Associate Professor of New Testament
Have you heard or read the horrifying story about albino hunting in east Africa (posted 11/27/09)? I read the story on the CNN website today (you can also read about it here) and have since been thinking about what it tells us about fallen humanity and about Advent. Here are just the first three paragraphs from the CNN story:
As many as 10,000 albinos are in hiding in east Africa over fears that they will be dismembered and their body parts sold to witchdoctors, the Red Cross said in a recent report.
The killings of albinos in Burundi and Tanzania, who are targeted because their body parts are believed to have special powers, have sparked fears among the population in the two countries, the report said.
Body parts of albinos are sought in some regions of Africa because they are believed to bring wealth and good luck. Attackers chop off limbs and pluck out organs to sell to dealers, who in turn sell them to witchdoctors.
What a horrific reminder of the wickedness that can be found in the human heart and leading to the most inhuman treatment of people created in God’s image. Human beings are willing to slaughter other human beings out of the most perverse and corrupt miscalculation about what is in their best interest. Of course disastrous miscalculation of what is in one’s best interest goes all the way back to the origin of sin. “Eating from that tree will be good for you! It’ll make you more like God!” If only such corruption of the human heart were limited to the most widely recognized manifestations of blatant wickedness as albino hunting, or were only found in strange and distant places like east Africa, and not clearly seen in my own heart (and yours!)!
I can more easily point the finger at people who unnecessarily abandon their fetuses, or infants, or grown children rather than making the sacrifices it would take to raise them. Or at those who are more concerned about how healthcare reform might negatively impact their health insurance in any way than they are about the millions who have been left without the benefit of any health insurance. Or all you other people who have ways (and fine-sounding rationalizations) for putting your needs and interests ahead of those of others’. But the same sin seems quite at home in my own heart. I may not be hunting albinos for their body parts, but I have more subtle ways of valuing my own happiness and prosperity over the wellbeing of others. And many of my ways are at least as culturally acceptable in my culture as albino hunting is (evidently) in albino-hunting subcultures….

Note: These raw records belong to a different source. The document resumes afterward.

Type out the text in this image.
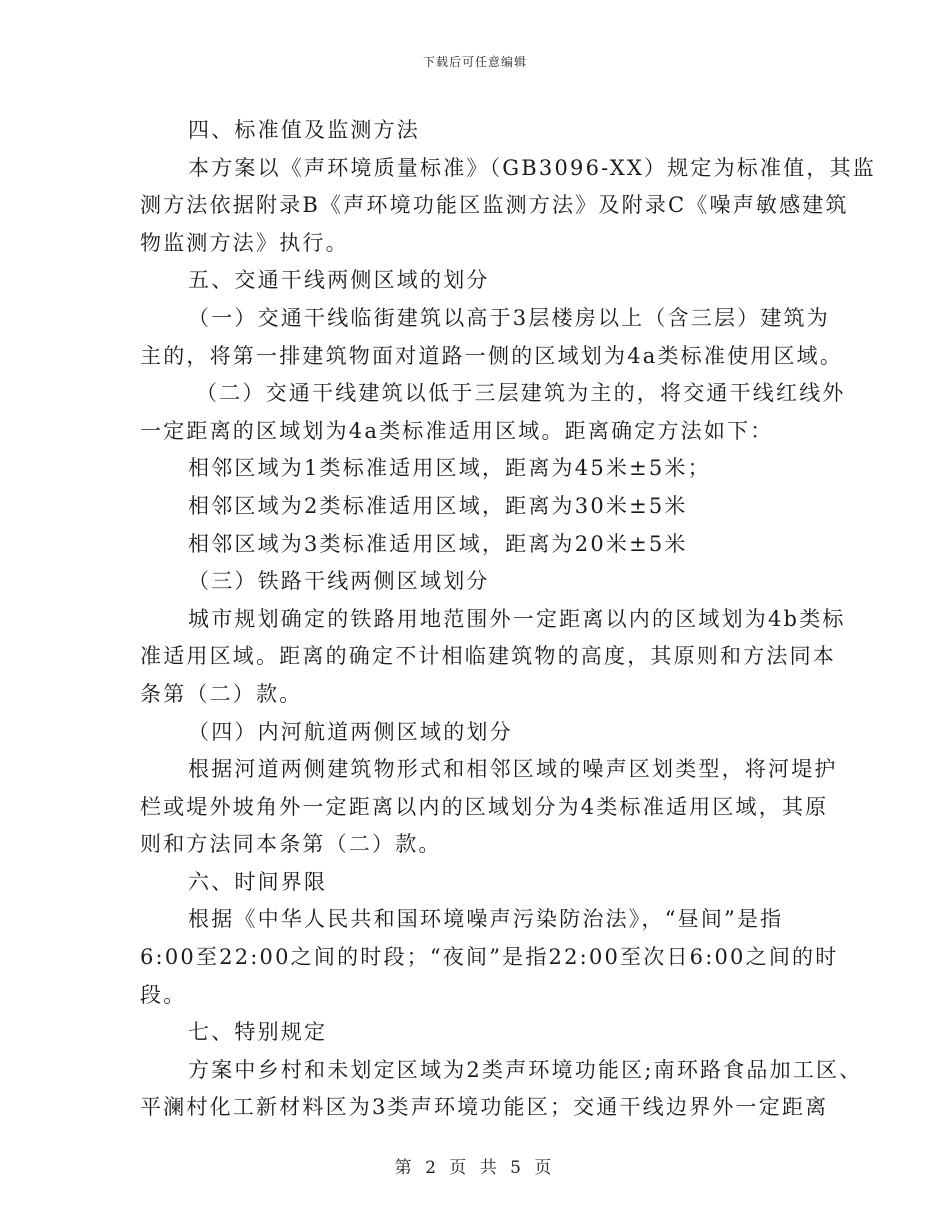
下载后可任意编辑
四、标准值及监测方法
本方案以《声环境质量标准》（GB3096-XX）规定为标准值，其监
测方法依据附录B《声环境功能区监测方法》及附录C《噪声敏感建筑
物监测方法》执行。
五、交通干线两侧区域的划分
（一）交通干线临街建筑以高于3层楼房以上（含三层）建筑为
主的，将第一排建筑物面对道路一侧的区域划为4a类标准使用区域。
（二）交通干线建筑以低于三层建筑为主的，将交通干线红线外
一定距离的区域划为4a类标准适用区域。距离确定方法如下：
相邻区域为1类标准适用区域，距离为45米±5米；
相邻区域为2类标准适用区域，距离为30米±5米
相邻区域为3类标准适用区域，距离为20米±5米
（三）铁路干线两侧区域划分
城市规划确定的铁路用地范围外一定距离以内的区域划为4b类标
准适用区域。距离的确定不计相临建筑物的高度，其原则和方法同本
条第（二）款。
（四）内河航道两侧区域的划分
根据河道两侧建筑物形式和相邻区域的噪声区划类型，将河堤护
栏或堤外坡角外一定距离以内的区域划分为4类标准适用区域，其原
则和方法同本条第（二）款。
六、时间界限
根据《中华人民共和国环境噪声污染防治法》，“昼间”是指
6:00至22:00之间的时段；“夜间”是指22:00至次日6:00之间的时
段。
七、特别规定
方案中乡村和未划定区域为2类声环境功能区;南环路食品加工区、
平澜村化工新材料区为3类声环境功能区；交通干线边界外一定距离
第 2 页 共 5 页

What does any of this have to do with Advent? Everything, of course. First of all, Christ is the only perfect and pure model of what it means to put other people’s needs above his own (see, of course, Philippians 2:3-11). He became human and sacrificed himself so that we might find true life through his (true) death and resurrection. And his death and resurrection bring life, real and transformed life, that leads more and more people to tend less and less to feed (or, to use Paul’s metaphor, to “sow to please”) their sinful nature (cf. Galatians 6:8), thanks to the life of Christ that is in them by the indwelling Holy Spirit (Galatians 2:20; 4:6).
Christ has come not only to model a different way of living as a human being and to bring forgiveness and salvation to those who, like us, were albino hunters of their own kind, but also to transform us into people through whom the love and righteousness of Christ might be seen.
Through our union with Christ the albino-hunter in each of us has been nailed to the cross, crucified with Christ, so that we are no longer to be slaves to sin, but slaves to righteousness.
Now that I have used those poor albinos as part of an illustration of the ravages of sin and as part of a metaphor for our own sinfulness, I am tempted to leave them behind. They have served my needs and purposes for today. I don’t suppose they would feel any better knowing I was able to exploit them for the sake of writing an on-line faculty forum…. Their suffering goes on. For them, “physical survival is a desperate struggle.”
What might I do (and you), as a follower of Christ, to help those terrorized people, threatened with horrific violence? We can read more about it here and then decide the best way to act. My prayer is that followers of Christ will find concrete ways of demonstrating Christ’s own commitment to those in such desperate need. As the hymn says, Christ “comes to make His blessings flow. Far as the curse is found.” May those blessings flow to the albinos of east Africa this advent season.